Whenever I get told that a component is too expensive (a lot of users are currently berating the price of NVIDIA’s GTX Titan, for example), my response is often this:
- Look at what you are currently using, and the performance increase that the better part would give
- If time is money, calculate how much time you would save using the newer component. Convert that into a cost benefit analysis (i.e. completing a contract in 6 months rather than 7 months) as more computation can be processed.
- If the cost can be recouped over 12 months, the purchase is probably justified (depending on who finances what) and will allow you to consider another upgrade in 12 months.
It is quite rare to be in a situation where the computational time is the limiting factor in a project, although I do acknowledge that when dealing with long simulations or calculations it can be. But if you can finish analyzing results in 4 hours rather than 6, if there is an error, it can be fixed and re-run in a shorter time. Essentially the more you require computational throughput for a project, the better the cost analysis usually is.
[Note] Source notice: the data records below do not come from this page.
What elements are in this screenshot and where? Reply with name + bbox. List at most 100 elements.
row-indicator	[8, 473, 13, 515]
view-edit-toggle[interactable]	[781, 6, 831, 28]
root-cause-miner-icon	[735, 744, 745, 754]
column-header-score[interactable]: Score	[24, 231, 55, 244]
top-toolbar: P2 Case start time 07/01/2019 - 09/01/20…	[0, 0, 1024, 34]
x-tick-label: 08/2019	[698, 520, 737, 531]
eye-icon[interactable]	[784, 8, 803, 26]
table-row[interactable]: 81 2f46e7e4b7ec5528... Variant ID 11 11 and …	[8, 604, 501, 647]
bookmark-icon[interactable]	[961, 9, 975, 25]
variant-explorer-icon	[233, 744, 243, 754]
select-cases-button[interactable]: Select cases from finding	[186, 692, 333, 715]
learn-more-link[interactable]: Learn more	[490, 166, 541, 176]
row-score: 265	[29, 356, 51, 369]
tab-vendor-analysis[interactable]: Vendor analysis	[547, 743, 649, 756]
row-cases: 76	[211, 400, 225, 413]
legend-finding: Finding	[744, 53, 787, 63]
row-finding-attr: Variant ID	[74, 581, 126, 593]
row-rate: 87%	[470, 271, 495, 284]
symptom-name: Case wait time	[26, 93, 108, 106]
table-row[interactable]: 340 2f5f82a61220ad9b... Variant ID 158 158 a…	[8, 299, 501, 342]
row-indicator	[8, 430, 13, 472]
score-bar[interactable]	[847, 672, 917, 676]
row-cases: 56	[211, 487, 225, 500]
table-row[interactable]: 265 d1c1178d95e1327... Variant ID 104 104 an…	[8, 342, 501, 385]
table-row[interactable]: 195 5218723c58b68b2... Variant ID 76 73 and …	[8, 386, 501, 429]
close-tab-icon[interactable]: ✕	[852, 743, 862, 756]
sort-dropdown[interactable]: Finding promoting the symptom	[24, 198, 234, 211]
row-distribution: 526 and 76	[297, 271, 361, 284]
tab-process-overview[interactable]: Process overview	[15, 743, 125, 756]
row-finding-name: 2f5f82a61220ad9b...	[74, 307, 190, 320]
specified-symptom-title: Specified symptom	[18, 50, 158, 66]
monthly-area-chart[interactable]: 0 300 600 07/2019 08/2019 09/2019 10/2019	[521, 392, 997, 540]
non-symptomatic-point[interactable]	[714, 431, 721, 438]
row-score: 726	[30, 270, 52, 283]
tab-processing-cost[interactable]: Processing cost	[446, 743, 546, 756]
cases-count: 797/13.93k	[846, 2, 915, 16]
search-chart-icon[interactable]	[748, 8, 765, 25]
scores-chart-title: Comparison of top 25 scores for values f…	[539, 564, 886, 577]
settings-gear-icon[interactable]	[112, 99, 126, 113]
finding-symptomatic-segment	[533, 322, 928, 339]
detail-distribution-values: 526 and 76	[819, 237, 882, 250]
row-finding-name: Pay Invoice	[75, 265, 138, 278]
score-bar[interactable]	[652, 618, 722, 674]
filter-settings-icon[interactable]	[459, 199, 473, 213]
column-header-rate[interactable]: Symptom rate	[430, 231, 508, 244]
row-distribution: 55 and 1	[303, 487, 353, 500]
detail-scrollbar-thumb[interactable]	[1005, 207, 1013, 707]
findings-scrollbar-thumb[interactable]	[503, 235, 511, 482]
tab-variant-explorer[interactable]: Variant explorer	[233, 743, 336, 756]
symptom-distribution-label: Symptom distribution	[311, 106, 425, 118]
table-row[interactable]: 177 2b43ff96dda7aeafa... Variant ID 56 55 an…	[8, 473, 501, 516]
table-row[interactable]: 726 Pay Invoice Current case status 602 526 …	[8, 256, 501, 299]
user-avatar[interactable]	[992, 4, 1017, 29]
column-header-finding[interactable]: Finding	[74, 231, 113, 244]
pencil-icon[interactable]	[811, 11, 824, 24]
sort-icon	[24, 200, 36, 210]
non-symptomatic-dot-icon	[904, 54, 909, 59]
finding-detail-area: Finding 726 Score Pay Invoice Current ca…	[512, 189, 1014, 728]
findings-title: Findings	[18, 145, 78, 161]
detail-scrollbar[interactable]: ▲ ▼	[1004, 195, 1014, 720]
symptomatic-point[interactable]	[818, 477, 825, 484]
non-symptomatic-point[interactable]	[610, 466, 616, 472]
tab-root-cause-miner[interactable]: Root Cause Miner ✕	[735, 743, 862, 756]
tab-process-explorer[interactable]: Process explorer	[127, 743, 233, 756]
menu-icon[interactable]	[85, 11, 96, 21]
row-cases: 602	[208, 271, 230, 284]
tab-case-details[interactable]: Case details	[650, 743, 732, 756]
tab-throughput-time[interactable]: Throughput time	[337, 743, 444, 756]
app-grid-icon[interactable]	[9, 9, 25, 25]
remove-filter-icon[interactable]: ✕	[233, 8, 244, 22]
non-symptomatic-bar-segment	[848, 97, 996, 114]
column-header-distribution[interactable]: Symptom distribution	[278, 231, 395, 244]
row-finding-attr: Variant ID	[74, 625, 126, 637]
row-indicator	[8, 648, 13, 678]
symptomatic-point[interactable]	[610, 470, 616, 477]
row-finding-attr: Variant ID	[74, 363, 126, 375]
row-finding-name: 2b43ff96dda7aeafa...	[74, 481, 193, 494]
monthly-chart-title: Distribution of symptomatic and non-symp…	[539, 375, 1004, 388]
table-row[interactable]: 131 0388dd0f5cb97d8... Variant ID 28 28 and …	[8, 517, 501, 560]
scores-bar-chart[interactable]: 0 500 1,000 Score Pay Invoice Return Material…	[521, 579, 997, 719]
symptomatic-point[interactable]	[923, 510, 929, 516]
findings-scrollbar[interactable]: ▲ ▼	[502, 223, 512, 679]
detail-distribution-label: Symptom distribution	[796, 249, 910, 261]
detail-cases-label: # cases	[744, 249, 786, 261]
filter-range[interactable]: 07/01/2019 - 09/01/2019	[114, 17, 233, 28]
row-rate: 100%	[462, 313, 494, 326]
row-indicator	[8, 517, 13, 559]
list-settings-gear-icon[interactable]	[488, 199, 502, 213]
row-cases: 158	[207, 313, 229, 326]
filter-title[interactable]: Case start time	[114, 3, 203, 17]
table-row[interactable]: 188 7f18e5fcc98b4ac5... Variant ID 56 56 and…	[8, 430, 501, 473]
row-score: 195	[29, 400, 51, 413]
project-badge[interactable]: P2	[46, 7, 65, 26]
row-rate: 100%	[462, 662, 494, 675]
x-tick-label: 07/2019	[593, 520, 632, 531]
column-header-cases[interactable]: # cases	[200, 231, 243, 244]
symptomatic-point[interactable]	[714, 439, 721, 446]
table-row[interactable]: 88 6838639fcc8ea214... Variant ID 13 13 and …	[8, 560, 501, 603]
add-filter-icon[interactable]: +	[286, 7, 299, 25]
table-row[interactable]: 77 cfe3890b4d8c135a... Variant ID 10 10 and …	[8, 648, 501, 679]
With all this said, the proof is always going to be in the numbers – I would suggest that for each situation our readers face, to weigh up the computational aspects of their work. In research, I spent more time organizing mathematics and coding than simulating, though when simulating some of them would take a week on a GTX 480 GPU, and I would run several batches at once. If Titan was around then and could save 40% of that time, I would have plugged my research supervisor for one in an instant. Similar arguments would have been made on the non-GPU side of the research, as often we would use each other’s 16 thread machines to get stuff done (and then repeat it if there was a coding error).